You are what you eat; unfortunately for the majority of our pets, this can include anything from socks, rocks, mouldy food or rotting rubbish, and all kinds of strange objects reported by owners of pets across the world. If pets are unlucky and consume certain kinds of fungi or mould present on old food, compost and organic waste, it can lead to the ingestion of dangerous neurotoxins and ultimately a life-threatening condition called mycotoxicity.
Examples of sources of the toxin in pets treated at the emergency vet hospital include stored grains and mouldy bread, kibble that had been exposed to moisture and rotting fruit that had fallen from a tree. In some cases, identifying the source is challenging as a dog may present with signs of mycotoxicity after escaping the yard and roaming in the previous hours.
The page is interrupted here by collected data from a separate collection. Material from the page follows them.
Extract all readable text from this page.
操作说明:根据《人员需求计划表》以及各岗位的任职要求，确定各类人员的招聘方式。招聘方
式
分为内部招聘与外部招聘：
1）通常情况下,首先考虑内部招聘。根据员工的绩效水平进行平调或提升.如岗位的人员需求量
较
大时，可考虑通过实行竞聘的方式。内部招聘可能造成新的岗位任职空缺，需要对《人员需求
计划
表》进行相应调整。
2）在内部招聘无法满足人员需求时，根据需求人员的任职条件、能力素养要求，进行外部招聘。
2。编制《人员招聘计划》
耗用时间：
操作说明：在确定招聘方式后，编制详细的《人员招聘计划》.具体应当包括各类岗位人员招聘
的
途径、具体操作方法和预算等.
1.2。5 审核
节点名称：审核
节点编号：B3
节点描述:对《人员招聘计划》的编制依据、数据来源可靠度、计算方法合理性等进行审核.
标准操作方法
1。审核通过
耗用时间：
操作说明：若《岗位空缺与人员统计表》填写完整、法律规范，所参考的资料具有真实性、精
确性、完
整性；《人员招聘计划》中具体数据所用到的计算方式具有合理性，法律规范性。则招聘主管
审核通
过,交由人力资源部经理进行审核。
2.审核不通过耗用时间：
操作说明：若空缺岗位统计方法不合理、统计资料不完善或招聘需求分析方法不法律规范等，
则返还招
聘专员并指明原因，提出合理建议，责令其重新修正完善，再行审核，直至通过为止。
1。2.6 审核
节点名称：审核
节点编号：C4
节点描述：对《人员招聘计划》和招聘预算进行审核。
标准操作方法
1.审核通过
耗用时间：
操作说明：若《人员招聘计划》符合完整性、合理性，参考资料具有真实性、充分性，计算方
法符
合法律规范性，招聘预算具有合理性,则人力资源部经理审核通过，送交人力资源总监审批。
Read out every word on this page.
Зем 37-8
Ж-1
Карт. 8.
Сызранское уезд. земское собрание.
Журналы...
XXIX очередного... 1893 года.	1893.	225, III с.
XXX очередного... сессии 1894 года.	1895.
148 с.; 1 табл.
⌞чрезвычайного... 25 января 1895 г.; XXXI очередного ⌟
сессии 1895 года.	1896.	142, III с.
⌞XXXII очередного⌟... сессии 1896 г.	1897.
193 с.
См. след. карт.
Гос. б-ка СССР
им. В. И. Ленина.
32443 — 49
Signs can start to appear within 2 hours of ingestion and vomiting can be the first indication even before the tremors start to appear. Mycotoxins can cause profound muscle tremors which raise the body’s core temperature to dangerously high levels. Without veterinary intervention, pets can become sick and following consumption of mouldy food and in the worst cases it can be fatal. Signs that your dog may be suffering from mycotoxicosis include:
- Vomiting and/or diarrhoea
- Restlessness and panting
- Muscle tremors
If you suspect your pet has consumed mouldy food and starts to vomit or otherwise look unwell, seek immediate veterinary help either from your own vet or from your closest emergency vet hospital if it is after hours. This condition can become life-threatening very quickly as the body temperature starts to rise with the uncontrolled muscle activity. Take any suspected substance with you in a bag to the vet as they may send it to the laboratory for confirmation of the diagnosis and to rule out other types of poisoning.
Initial treatment will focus on controlling the symptoms using muscle relaxant medication and anti-seizure drugs in severe cases. It will also be a priority to start active cooling measures to bring down a dangerously high body temperature. Eliminating the toxic substance from the body is another important measure so your vet may induce vomiting or recommend performing a gastric lavage (stomach pump) under anaesthetic. Hospitalisation is usually required for supportive care such as intravenous fluids, ongoing medication and continued monitoring of the body temperature during recovery. With rapid and aggressive veterinary treatment, most dogs will survive this frightening condition but finding and removing the cause of the poisoning is an important step to avoid a recurrence as your dog will not have learnt his lesson and will head straight back out to the compost heap or access the rubbish pile given the opportunity. Always keep kibble in a sealed container, avoid feeding spoiled food to pets and make sure the rubbish bin has a secure lid on it to prevent any late-night raiding.